Letter: Academic integrity
To the editor:
We read with interest Art Hall’s assertion that his professional communications with the Koch Brothers should not be made public. A main argument is that if these communications were divulged, such an action would, somehow, interfere with his academic freedom. As the state’s principal champion of academic freedom, the state of Kansas Conference of the American Association of University Professors regularly defends this quintessential principle.
One thing is clear here: This issue is NOT about academic freedom, rather accountability and scholarly integrity. As a public servant, Hall and all scholars in publicly funded institutions have a duty to be open and transparent to both the people and the wider academic community.

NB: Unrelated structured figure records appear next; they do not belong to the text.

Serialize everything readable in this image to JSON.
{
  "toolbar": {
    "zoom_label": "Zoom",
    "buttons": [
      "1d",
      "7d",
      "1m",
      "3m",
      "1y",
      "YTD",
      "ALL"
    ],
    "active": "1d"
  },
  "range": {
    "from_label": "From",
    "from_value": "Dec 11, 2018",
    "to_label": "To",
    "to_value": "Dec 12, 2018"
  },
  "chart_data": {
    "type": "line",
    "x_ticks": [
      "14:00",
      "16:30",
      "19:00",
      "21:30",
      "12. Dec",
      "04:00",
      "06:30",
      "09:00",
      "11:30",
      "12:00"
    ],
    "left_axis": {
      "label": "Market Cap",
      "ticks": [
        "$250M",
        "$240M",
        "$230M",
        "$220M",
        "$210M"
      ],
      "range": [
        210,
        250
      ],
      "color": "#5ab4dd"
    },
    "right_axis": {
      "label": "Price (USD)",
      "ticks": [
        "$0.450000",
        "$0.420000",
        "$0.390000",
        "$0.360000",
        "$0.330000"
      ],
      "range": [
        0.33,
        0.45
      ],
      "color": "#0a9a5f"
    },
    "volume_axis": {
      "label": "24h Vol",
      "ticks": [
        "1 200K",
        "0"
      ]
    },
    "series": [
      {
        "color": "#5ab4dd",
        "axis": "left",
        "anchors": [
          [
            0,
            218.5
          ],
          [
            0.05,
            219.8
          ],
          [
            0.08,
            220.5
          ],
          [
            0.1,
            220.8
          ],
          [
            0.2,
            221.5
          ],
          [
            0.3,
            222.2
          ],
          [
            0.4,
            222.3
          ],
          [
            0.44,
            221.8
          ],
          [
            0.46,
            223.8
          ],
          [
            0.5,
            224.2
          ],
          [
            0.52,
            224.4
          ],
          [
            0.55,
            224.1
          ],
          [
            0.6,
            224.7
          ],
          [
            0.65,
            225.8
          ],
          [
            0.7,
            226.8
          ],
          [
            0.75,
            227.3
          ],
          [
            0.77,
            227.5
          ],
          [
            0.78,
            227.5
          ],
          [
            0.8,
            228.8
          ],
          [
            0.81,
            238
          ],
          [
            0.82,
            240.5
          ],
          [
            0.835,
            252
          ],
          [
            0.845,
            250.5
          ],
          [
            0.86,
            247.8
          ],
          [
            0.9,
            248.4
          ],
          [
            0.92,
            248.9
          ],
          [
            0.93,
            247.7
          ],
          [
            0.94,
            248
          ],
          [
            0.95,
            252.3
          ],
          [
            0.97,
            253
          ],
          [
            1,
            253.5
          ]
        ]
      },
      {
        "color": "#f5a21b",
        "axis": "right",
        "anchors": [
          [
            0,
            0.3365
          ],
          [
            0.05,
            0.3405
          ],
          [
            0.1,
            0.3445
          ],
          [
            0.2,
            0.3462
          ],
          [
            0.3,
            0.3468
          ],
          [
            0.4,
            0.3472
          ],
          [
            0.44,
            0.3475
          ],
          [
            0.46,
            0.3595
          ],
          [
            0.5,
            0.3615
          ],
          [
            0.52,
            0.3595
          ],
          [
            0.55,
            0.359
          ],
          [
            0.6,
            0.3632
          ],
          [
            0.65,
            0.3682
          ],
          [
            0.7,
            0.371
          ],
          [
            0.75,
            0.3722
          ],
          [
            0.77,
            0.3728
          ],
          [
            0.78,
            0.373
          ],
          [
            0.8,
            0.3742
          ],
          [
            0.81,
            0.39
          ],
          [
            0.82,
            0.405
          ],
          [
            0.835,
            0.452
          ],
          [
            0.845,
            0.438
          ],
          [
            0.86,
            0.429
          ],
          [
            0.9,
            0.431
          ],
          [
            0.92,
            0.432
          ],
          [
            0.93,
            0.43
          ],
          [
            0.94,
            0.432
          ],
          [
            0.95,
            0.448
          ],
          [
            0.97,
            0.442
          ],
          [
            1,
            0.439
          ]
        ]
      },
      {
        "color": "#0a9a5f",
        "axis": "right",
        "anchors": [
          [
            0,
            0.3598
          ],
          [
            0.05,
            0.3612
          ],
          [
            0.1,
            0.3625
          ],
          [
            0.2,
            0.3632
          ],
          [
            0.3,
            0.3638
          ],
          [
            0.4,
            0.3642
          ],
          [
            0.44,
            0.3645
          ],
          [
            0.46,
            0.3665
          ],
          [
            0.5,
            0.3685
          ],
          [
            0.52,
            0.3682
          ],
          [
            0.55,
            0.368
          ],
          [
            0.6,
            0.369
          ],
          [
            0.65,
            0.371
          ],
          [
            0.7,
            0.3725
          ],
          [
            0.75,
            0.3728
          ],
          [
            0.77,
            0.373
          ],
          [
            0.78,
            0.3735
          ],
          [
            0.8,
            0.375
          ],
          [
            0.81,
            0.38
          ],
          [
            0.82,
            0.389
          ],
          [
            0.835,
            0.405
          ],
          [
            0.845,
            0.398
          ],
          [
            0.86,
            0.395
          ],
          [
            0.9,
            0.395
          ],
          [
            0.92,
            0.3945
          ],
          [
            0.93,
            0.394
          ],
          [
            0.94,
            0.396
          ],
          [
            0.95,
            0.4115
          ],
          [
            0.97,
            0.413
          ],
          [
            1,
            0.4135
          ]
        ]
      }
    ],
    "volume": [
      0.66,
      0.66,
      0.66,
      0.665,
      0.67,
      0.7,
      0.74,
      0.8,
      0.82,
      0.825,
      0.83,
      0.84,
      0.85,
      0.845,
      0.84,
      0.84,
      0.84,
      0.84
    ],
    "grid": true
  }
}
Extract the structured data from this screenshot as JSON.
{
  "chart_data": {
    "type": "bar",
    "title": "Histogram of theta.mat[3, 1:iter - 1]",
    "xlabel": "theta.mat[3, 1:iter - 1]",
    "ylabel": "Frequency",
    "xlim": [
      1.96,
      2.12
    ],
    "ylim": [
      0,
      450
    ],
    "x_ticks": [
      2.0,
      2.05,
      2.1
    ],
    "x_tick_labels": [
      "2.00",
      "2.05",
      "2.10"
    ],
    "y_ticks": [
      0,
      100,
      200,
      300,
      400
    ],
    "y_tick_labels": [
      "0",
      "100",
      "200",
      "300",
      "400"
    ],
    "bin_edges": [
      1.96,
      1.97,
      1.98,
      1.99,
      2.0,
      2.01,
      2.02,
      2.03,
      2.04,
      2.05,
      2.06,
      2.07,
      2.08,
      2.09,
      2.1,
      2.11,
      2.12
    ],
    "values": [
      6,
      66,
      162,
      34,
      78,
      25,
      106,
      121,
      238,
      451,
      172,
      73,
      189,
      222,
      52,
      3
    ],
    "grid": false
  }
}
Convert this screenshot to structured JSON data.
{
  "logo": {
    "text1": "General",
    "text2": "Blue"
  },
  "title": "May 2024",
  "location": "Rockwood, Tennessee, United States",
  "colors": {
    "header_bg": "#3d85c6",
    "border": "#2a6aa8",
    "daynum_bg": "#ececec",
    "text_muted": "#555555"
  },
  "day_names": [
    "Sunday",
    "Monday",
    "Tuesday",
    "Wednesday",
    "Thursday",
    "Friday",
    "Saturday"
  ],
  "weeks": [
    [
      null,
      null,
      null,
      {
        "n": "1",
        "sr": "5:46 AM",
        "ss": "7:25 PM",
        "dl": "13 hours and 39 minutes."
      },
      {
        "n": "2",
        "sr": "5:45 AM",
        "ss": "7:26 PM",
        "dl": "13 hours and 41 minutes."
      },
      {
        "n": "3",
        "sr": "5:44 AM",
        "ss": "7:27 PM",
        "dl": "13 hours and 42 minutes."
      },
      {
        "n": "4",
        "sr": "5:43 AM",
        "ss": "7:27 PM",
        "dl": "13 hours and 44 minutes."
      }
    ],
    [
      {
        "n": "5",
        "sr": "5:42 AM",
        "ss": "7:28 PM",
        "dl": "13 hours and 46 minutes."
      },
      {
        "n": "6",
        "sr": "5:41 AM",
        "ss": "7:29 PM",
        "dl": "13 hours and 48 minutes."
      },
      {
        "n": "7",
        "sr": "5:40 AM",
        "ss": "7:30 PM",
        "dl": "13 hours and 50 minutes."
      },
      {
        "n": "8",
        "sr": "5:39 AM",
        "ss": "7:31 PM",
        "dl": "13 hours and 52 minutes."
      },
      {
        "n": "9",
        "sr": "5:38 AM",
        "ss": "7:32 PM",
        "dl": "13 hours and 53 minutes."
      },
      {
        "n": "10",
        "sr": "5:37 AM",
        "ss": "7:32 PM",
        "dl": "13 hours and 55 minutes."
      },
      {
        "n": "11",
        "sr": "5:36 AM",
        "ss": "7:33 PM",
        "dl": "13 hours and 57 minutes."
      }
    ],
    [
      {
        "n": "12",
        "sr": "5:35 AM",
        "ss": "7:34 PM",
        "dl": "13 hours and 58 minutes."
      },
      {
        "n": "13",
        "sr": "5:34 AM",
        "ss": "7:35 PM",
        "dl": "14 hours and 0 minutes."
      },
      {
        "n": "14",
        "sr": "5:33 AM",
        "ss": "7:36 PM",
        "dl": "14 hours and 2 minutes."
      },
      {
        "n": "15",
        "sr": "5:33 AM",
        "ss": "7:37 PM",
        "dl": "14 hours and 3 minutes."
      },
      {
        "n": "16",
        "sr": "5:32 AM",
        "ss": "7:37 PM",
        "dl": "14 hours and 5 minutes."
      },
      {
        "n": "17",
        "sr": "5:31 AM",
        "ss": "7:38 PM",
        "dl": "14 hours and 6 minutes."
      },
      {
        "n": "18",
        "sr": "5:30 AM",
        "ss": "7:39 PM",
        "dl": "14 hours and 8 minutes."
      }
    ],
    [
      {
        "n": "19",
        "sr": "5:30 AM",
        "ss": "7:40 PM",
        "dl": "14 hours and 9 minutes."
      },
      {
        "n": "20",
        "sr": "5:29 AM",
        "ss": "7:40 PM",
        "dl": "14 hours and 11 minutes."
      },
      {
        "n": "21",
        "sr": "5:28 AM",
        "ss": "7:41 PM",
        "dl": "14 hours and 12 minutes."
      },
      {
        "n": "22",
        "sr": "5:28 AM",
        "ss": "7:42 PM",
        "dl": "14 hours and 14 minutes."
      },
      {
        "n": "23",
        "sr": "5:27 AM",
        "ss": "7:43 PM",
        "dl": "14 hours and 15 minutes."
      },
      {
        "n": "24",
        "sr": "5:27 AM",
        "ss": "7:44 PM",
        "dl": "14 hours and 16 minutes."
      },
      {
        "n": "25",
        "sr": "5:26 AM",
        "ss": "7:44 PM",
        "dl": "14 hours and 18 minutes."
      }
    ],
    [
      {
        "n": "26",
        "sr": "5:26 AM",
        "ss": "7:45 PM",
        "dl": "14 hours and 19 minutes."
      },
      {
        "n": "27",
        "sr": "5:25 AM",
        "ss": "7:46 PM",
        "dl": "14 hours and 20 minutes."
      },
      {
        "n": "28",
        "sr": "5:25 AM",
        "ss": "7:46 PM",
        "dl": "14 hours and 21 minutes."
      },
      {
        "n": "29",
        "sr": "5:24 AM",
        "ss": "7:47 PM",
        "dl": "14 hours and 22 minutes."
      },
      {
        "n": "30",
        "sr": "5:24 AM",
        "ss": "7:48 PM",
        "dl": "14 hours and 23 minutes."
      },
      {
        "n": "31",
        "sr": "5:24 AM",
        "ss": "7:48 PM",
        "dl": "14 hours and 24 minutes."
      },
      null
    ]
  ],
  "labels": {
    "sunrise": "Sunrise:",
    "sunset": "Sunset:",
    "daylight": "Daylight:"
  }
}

We find it reprehensible that Hall would seek to hide his professional communications and use academic freedom as the justification. If a precedent is set which allows any public employee engaging in scholarly endeavors at a public institution to hide his/her professional communications with agents who are funding the work, then it can call into question all such research at so-funded institutions and thereby damage the reputation of the institution as a whole.
As most know, the academic reputations of institutions across Kansas have suffered mightily in the wake of recent scandals as instructors are under threat of dismissal just for communicating opinions. However, a reputational threat which is just as serious comes if Kansas’ institutions are seen as nothing more than mouthpieces of private organizations and wealthy individuals operating with neither accountability nor public scrutiny.